Sometimes, fascia manipulation can be uncomfortable or painful, especially if the fascia tension is deep and requires a lot of pressure, Mikulsky says. You may notice a decrease in pain and an increase in mobility after just one treatment. Other times, it takes several treatments depending on the injury itself.
Some side effects of fascia manipulation can include:
These side effects may last a few days, but they don’t happen in everyone. During that time, you also should start to notice a difference in mobility and pain in the area that was treated.

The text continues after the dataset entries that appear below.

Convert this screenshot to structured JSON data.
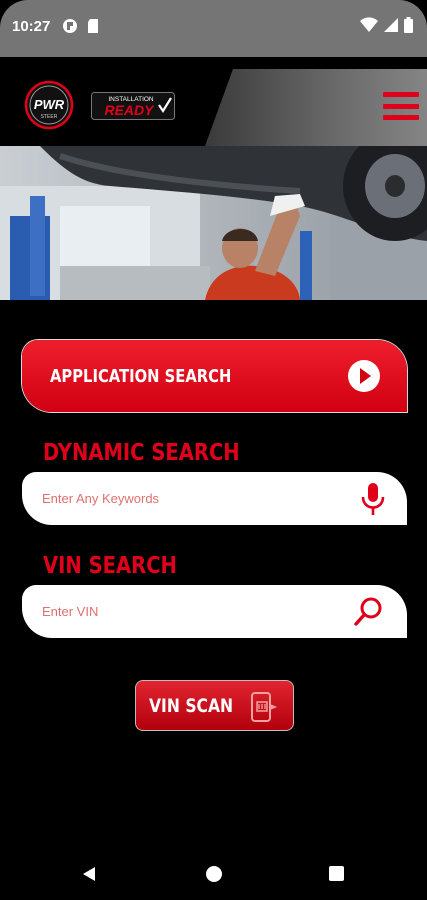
{
  "status_bar": {
    "time": "10:27",
    "left_icons": [
      "app-notification-icon",
      "sd-card-icon"
    ],
    "right_icons": [
      "wifi-icon",
      "signal-icon",
      "battery-icon"
    ]
  },
  "header": {
    "logo_primary": "PWR",
    "logo_primary_sub": "STEER",
    "logo_secondary_top": "INSTALLATION",
    "logo_secondary_main": "READY",
    "menu_icon": "hamburger-menu-icon",
    "accent_color": "#e1001a"
  },
  "hero": {
    "image": "mechanic-under-lifted-car"
  },
  "application_search": {
    "label": "APPLICATION SEARCH",
    "icon": "play-circle-icon"
  },
  "dynamic_search": {
    "title": "DYNAMIC SEARCH",
    "placeholder": "Enter Any Keywords",
    "value": "",
    "icon": "microphone-icon"
  },
  "vin_search": {
    "title": "VIN SEARCH",
    "placeholder": "Enter VIN",
    "value": "",
    "icon": "search-icon"
  },
  "vin_scan": {
    "label": "VIN SCAN",
    "icon": "barcode-scan-icon"
  },
  "nav_bar": {
    "items": [
      "back-icon",
      "home-icon",
      "recents-icon"
    ]
  }
}
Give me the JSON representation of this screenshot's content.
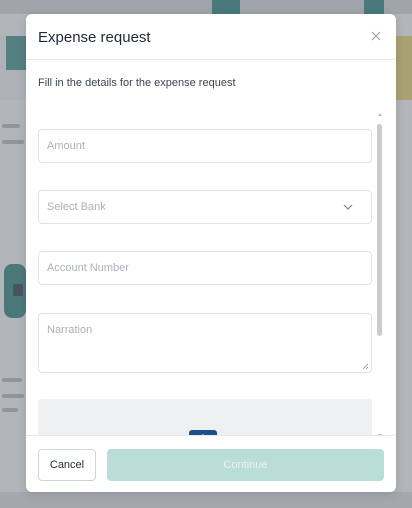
{
  "modal": {
    "title": "Expense request",
    "subtitle": "Fill in the details for the expense request",
    "fields": {
      "amount": {
        "placeholder": "Amount",
        "value": ""
      },
      "bank": {
        "placeholder": "Select Bank",
        "selected": ""
      },
      "account_number": {
        "placeholder": "Account Number",
        "value": ""
      },
      "narration": {
        "placeholder": "Narration",
        "value": ""
      }
    },
    "footer": {
      "cancel_label": "Cancel",
      "continue_label": "Continue"
    }
  },
  "icons": {
    "close": "close-icon",
    "chevron": "chevron-down-icon",
    "upload": "upload-icon"
  },
  "colors": {
    "primary_disabled": "#b9ddd9",
    "upload_icon": "#1f4f8a",
    "text": "#1f2a37",
    "placeholder": "#a9b1bb"
  }
}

Is Fascia Manipulation Effective?
It’s hard to make a blanket statement about the effectiveness of fascial treatment because there are many approaches to it. A 2015 review of myofascial release clinical trials in the Journal of Bodywork and Movement Therapies reported that results were mixed but that there was encouraging evidence for its effectiveness. A 2017 trial published in the journal Spine that focused on nonspecific low back pain found that myofascial release helped reduce pain and disability.
Some people find fascia manipulation helps their pain and mobility. To be most effective, fascia manipulation should be supplemented with education on properly moving the body, muscle strengthening, flexibility exercises and better education on improving the posture, Garrett says.
Fascia Therapy at Home
It’s also possible to do some fascia work on your own, provided there’s not an injury that needs professional treatment. Some ways to take better care of fascia include:
- Using foam rollers.These rollers are commonly used now in sports, fitness and for self-myofascial release. There are videos online to explain how to use foam rollers, but it’s always best to ask a trained provider, such as a physical therapist, for more guidance, Smith says. That way, you find out how to use a foam roller for your specific body concerns. You also can use a tennis ball for fascia release.
- Yoga.The stretches held in yoga help keep the fascia flexible, Cruikshank says.
- Gentle massage.Massage performed by a partner can keep fascia healthy. “It helps keep the tissues moving,” Smith says.
If you have a specific injury or significant pain, see a health care provider experienced with fascia therapy instead of going the do-it-yourself route, Cruikshank cautions. You don’t want to end up self-treating something and making it worse.
Finding a Provider Who Offers Fascia Work
There are a few tips to keep in mind if you want to find a provider who treats fascia:
- Read their bios and qualifications.See if they mention fascia experience and training, Cruikshank advises. If they don’t, ask them about their background treating fascia and their approach.
- Don’t be afraid to try a different modality. One approach to fascia manipulation may work well for you while another approach may not. If you have the flexibility through your insurance or can afford it, try different approaches to find the one that fits best. “It can be like trying on shoes,” Cruikshank says.
- Ask friends and family for recommendations. Find out about physical therapists or other bodywork providers who most effectively helped their patients’ injury or pain, Smith advises.